Relic of St Anne's finger held at Saint-Thomas-de-Corceriers. [Source]
Relic of St Anne’s finger held at Saint-Thomas-de-Corceriers. [Source]
Saint Anne in France

A noble family with royal connections brought Anne’s relics to Chartres in the early thirteenth century, and royal and aristocratic endorsement helped to further root the saint’s cult in French soil. However, over time Anne attracted the veneration of a much broader swath of the population, particularly seafarers, seamstresses, and the increasingly wealthy burgesses of the later Middle Ages.

Anne was also the patron saint of woodworkers—particularly those in Paris, who referred to the mixture of glue and sawdust used to plug holes in planks of wood by the vivid term, “St Anne’s brains.”

Anne was highly popular in Burgundy and in Provence, where the cathedral in the town of Apt was dedicated to her. Both at Apt and at Saint-Thomas-de-Courceriers, the faithful venerated relics linked to Anne. She became the patron saint of Brittany, where she is still regarded as the “grandmother of the Bretons.” A medieval Breton poem, Les Brez, makes clear the devotion that many felt to “mother Saint Anne.” If she helped him, the poet said:

If I come home again, mother Saint Anne, I will make you a present:
I will make you a present of a cord of wax that will go three times around your walls,
Three times around your church, three times around your cemetery,
And three times around your lands, should I arrive at home.
And I will give you a banner of velvet and white satin with a pole of polished ivory.
And I will give you seven bells of silver to sing gaily night and day above your head.

Of course, some people did have lingering doubts about venerating a lay woman who’d been married not just once, but three times. Even as late as the fifteenth century, the reforming abbess Colette of Corbie balked at praying to Saint Anne because of it. However, Colette then had a vision in which Anne appeared, defending her sanctity on the basis of the undeniable virtue of her descendants. Colette then made a special point of instituting altars and devotions to the saint in all of the convents in her order.

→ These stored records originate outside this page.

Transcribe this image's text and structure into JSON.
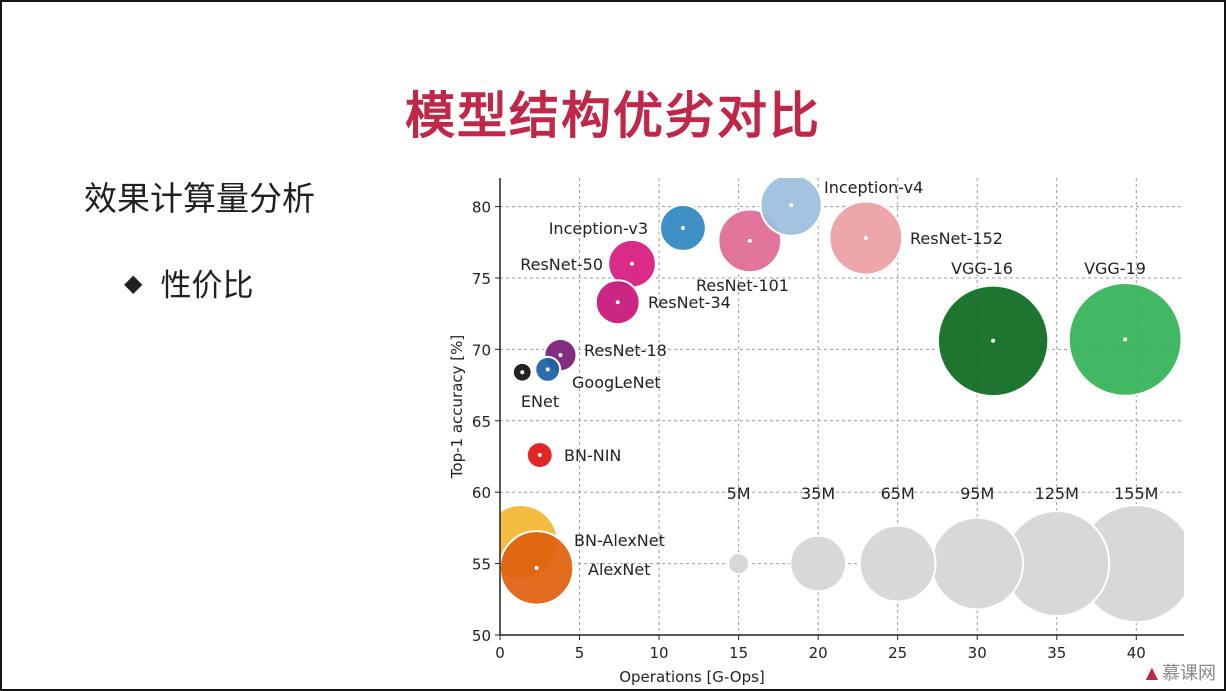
{
  "slide": {
    "title": "模型结构优劣对比",
    "subtitle": "效果计算量分析",
    "bullet": "性价比",
    "bullet_symbol": "◆",
    "watermark": "慕课网",
    "watermark_icon": "flame-icon",
    "title_color": "#c0284a"
  },
  "chart_data": {
    "type": "scatter",
    "xlabel": "Operations [G-Ops]",
    "ylabel": "Top-1 accuracy [%]",
    "xlim": [
      0,
      43
    ],
    "ylim": [
      50,
      82
    ],
    "xticks": [
      0,
      5,
      10,
      15,
      20,
      25,
      30,
      35,
      40
    ],
    "yticks": [
      50,
      55,
      60,
      65,
      70,
      75,
      80
    ],
    "grid": true,
    "points": [
      {
        "name": "AlexNet",
        "x": 2.3,
        "y": 54.7,
        "params": 61,
        "color": "#e0620f"
      },
      {
        "name": "BN-AlexNet",
        "x": 1.3,
        "y": 56.5,
        "params": 62,
        "color": "#f0b730"
      },
      {
        "name": "BN-NIN",
        "x": 2.5,
        "y": 62.6,
        "params": 7.6,
        "color": "#e01515"
      },
      {
        "name": "ENet",
        "x": 1.4,
        "y": 68.4,
        "params": 4,
        "color": "#111111"
      },
      {
        "name": "GoogLeNet",
        "x": 3.0,
        "y": 68.6,
        "params": 7,
        "color": "#1b62a6"
      },
      {
        "name": "ResNet-18",
        "x": 3.8,
        "y": 69.6,
        "params": 11.7,
        "color": "#7b1e7a"
      },
      {
        "name": "ResNet-34",
        "x": 7.4,
        "y": 73.3,
        "params": 21.8,
        "color": "#c7167a"
      },
      {
        "name": "ResNet-50",
        "x": 8.3,
        "y": 76.0,
        "params": 25.6,
        "color": "#d61c80"
      },
      {
        "name": "Inception-v3",
        "x": 11.5,
        "y": 78.5,
        "params": 23.8,
        "color": "#2e86bf"
      },
      {
        "name": "ResNet-101",
        "x": 15.7,
        "y": 77.6,
        "params": 44.5,
        "color": "#e06a94"
      },
      {
        "name": "Inception-v4",
        "x": 18.3,
        "y": 80.1,
        "params": 42.7,
        "color": "#9bbfdf"
      },
      {
        "name": "ResNet-152",
        "x": 23.0,
        "y": 77.8,
        "params": 60.2,
        "color": "#eca0a2"
      },
      {
        "name": "VGG-16",
        "x": 31.0,
        "y": 70.6,
        "params": 138,
        "color": "#0c6b1f"
      },
      {
        "name": "VGG-19",
        "x": 39.3,
        "y": 70.7,
        "params": 144,
        "color": "#34b356"
      }
    ],
    "size_legend": [
      {
        "label": "5M",
        "x": 15,
        "y": 55,
        "params": 5
      },
      {
        "label": "35M",
        "x": 20,
        "y": 55,
        "params": 35
      },
      {
        "label": "65M",
        "x": 25,
        "y": 55,
        "params": 65
      },
      {
        "label": "95M",
        "x": 30,
        "y": 55,
        "params": 95
      },
      {
        "label": "125M",
        "x": 35,
        "y": 55,
        "params": 125
      },
      {
        "label": "155M",
        "x": 40,
        "y": 55,
        "params": 155
      }
    ],
    "legend_color": "#d8d8d8"
  }
}
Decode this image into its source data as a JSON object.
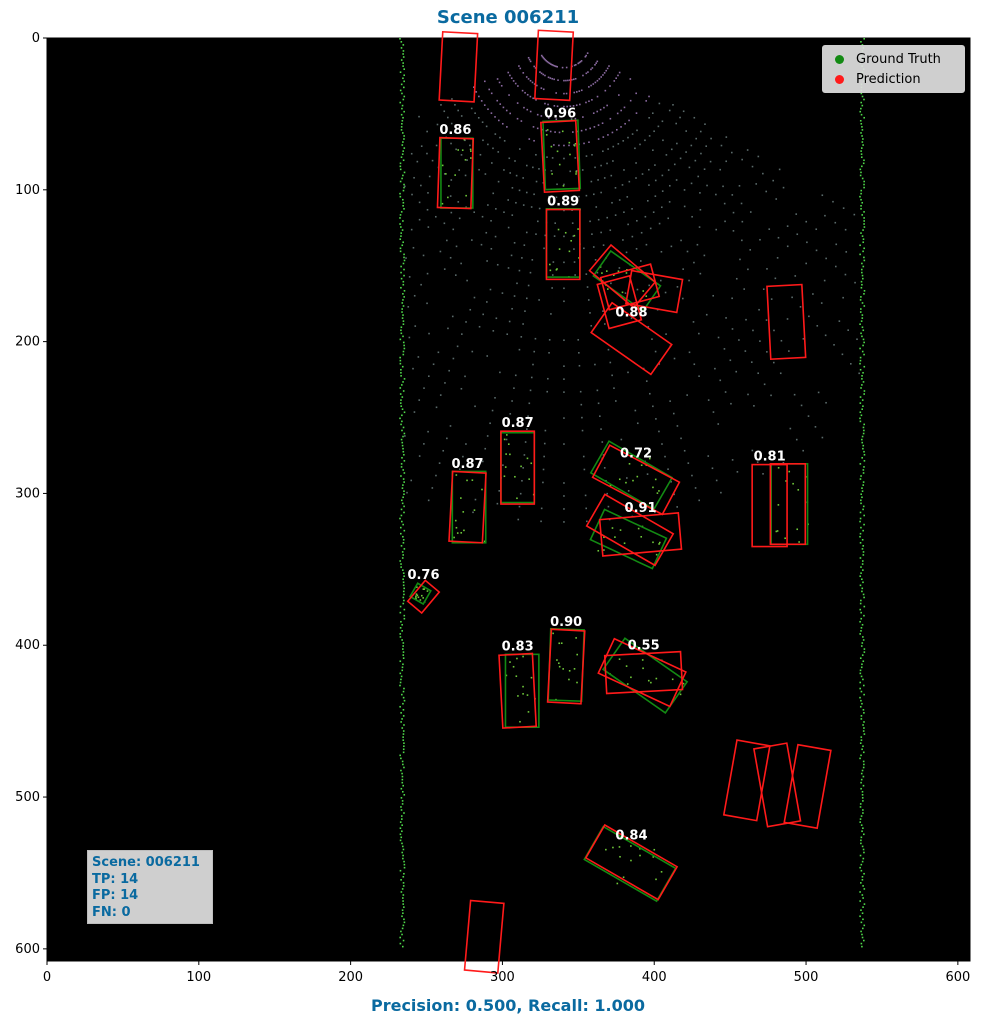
{
  "title": "Scene 006211",
  "footer": "Precision: 0.500, Recall: 1.000",
  "stats": {
    "scene": "Scene: 006211",
    "tp": "TP: 14",
    "fp": "FP: 14",
    "fn": "FN: 0"
  },
  "legend": {
    "ground_truth": "Ground Truth",
    "prediction": "Prediction"
  },
  "colors": {
    "ground_truth": "#138a13",
    "prediction": "#ff1a1a",
    "background": "#000000",
    "title": "#0a6aa0"
  },
  "chart_data": {
    "type": "scatter",
    "title": "Scene 006211",
    "xlim": [
      0,
      608
    ],
    "ylim": [
      608,
      0
    ],
    "x_ticks": [
      0,
      100,
      200,
      300,
      400,
      500,
      600
    ],
    "y_ticks": [
      0,
      100,
      200,
      300,
      400,
      500,
      600
    ],
    "ground_truth_boxes": [
      {
        "cx": 270,
        "cy": 89,
        "w": 21,
        "h": 46,
        "angle": 0
      },
      {
        "cx": 339,
        "cy": 77,
        "w": 23,
        "h": 45,
        "angle": -2
      },
      {
        "cx": 340,
        "cy": 135,
        "w": 22,
        "h": 45,
        "angle": 0
      },
      {
        "cx": 382,
        "cy": 160,
        "w": 40,
        "h": 20,
        "angle": 35
      },
      {
        "cx": 310,
        "cy": 283,
        "w": 22,
        "h": 46,
        "angle": 0
      },
      {
        "cx": 278,
        "cy": 309,
        "w": 22,
        "h": 47,
        "angle": 0
      },
      {
        "cx": 385,
        "cy": 288,
        "w": 48,
        "h": 24,
        "angle": 30
      },
      {
        "cx": 383,
        "cy": 330,
        "w": 45,
        "h": 22,
        "angle": 25
      },
      {
        "cx": 489,
        "cy": 307,
        "w": 24,
        "h": 53,
        "angle": 0
      },
      {
        "cx": 246,
        "cy": 366,
        "w": 10,
        "h": 10,
        "angle": 30
      },
      {
        "cx": 313,
        "cy": 430,
        "w": 22,
        "h": 48,
        "angle": 0
      },
      {
        "cx": 342,
        "cy": 413,
        "w": 22,
        "h": 47,
        "angle": 2
      },
      {
        "cx": 394,
        "cy": 420,
        "w": 50,
        "h": 25,
        "angle": 35
      },
      {
        "cx": 384,
        "cy": 544,
        "w": 55,
        "h": 25,
        "angle": 30
      }
    ],
    "prediction_boxes": [
      {
        "cx": 271,
        "cy": 19,
        "w": 23,
        "h": 45,
        "angle": 3
      },
      {
        "cx": 334,
        "cy": 18,
        "w": 23,
        "h": 45,
        "angle": 3
      },
      {
        "cx": 269,
        "cy": 89,
        "w": 22,
        "h": 46,
        "angle": 2,
        "score": "0.86"
      },
      {
        "cx": 338,
        "cy": 78,
        "w": 23,
        "h": 46,
        "angle": -3,
        "score": "0.96"
      },
      {
        "cx": 340,
        "cy": 136,
        "w": 22,
        "h": 46,
        "angle": 0,
        "score": "0.89"
      },
      {
        "cx": 379,
        "cy": 157,
        "w": 38,
        "h": 22,
        "angle": 40
      },
      {
        "cx": 384,
        "cy": 164,
        "w": 34,
        "h": 22,
        "angle": -15
      },
      {
        "cx": 400,
        "cy": 167,
        "w": 34,
        "h": 22,
        "angle": 10
      },
      {
        "cx": 377,
        "cy": 174,
        "w": 22,
        "h": 30,
        "angle": -15
      },
      {
        "cx": 385,
        "cy": 198,
        "w": 48,
        "h": 24,
        "angle": 35,
        "score": "0.88"
      },
      {
        "cx": 487,
        "cy": 187,
        "w": 23,
        "h": 48,
        "angle": -3
      },
      {
        "cx": 310,
        "cy": 283,
        "w": 22,
        "h": 48,
        "angle": 0,
        "score": "0.87"
      },
      {
        "cx": 277,
        "cy": 309,
        "w": 22,
        "h": 46,
        "angle": 3,
        "score": "0.87"
      },
      {
        "cx": 388,
        "cy": 291,
        "w": 52,
        "h": 24,
        "angle": 28,
        "score": "0.72"
      },
      {
        "cx": 384,
        "cy": 324,
        "w": 52,
        "h": 24,
        "angle": 30
      },
      {
        "cx": 391,
        "cy": 327,
        "w": 52,
        "h": 24,
        "angle": -5,
        "score": "0.91"
      },
      {
        "cx": 476,
        "cy": 308,
        "w": 23,
        "h": 54,
        "angle": 0,
        "score": "0.81"
      },
      {
        "cx": 488,
        "cy": 307,
        "w": 23,
        "h": 53,
        "angle": 0
      },
      {
        "cx": 248,
        "cy": 368,
        "w": 12,
        "h": 18,
        "angle": 40,
        "score": "0.76"
      },
      {
        "cx": 310,
        "cy": 430,
        "w": 22,
        "h": 48,
        "angle": -3,
        "score": "0.83"
      },
      {
        "cx": 342,
        "cy": 414,
        "w": 22,
        "h": 48,
        "angle": 3,
        "score": "0.90"
      },
      {
        "cx": 392,
        "cy": 418,
        "w": 52,
        "h": 25,
        "angle": 25
      },
      {
        "cx": 393,
        "cy": 418,
        "w": 50,
        "h": 25,
        "angle": -3,
        "score": "0.55"
      },
      {
        "cx": 385,
        "cy": 543,
        "w": 55,
        "h": 25,
        "angle": 30,
        "score": "0.84"
      },
      {
        "cx": 461,
        "cy": 489,
        "w": 22,
        "h": 50,
        "angle": 10
      },
      {
        "cx": 481,
        "cy": 492,
        "w": 22,
        "h": 52,
        "angle": -10
      },
      {
        "cx": 501,
        "cy": 493,
        "w": 22,
        "h": 52,
        "angle": 10
      },
      {
        "cx": 288,
        "cy": 592,
        "w": 22,
        "h": 46,
        "angle": 5
      }
    ]
  }
}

Anne sits with her arm around Mary, distracting the infant Jesus with a toy. British Library Egerton 1070, f. 97.
Anne sits with her arm around Mary, distracting the infant Jesus with a toy. British Library Egerton 1070, f. 97.

After the Middle Ages

In the aftermath of the Reformation, Anne’s cult faded in Protestant areas but remained vibrant in mostly-Catholic France—this despite its condemnation at the Council of Trent. This was helped by the fact that in about 1625, a Breton peasant called Yves Nicolazic claimed to have seen apparitions of Anne. Ever since, pilgrims—including Pope John Paul II—have flocked to the basilica dedicated to the saint in the town of Sainte-Anne-d’Auray in Brittany. Anne of Austria, mother of Louis XIV, also credited her namesake saint with helping her to finally give birth to an heir after 23 years of marriage. In 1660, the grateful queen made a pilgrimage to the cathedral of Saint Anne in Apt.

At about the same time, French colonists were bringing the veneration of Saint Anne west with them across the Atlantic, where it flourished particularly in Quebec. She became that province’s patron saint. The shrine of Sainte-Anne-de-Beaupré in eastern Quebec, home to a statue and relic brought from France, is still an important site of pilgrimage in modern North America. The ceiling of the basilica there is decorated with an elaborate mural showing Anne, Mary, and Jesus—if the saint arrived in France by herself, she travelled to Canada with her family.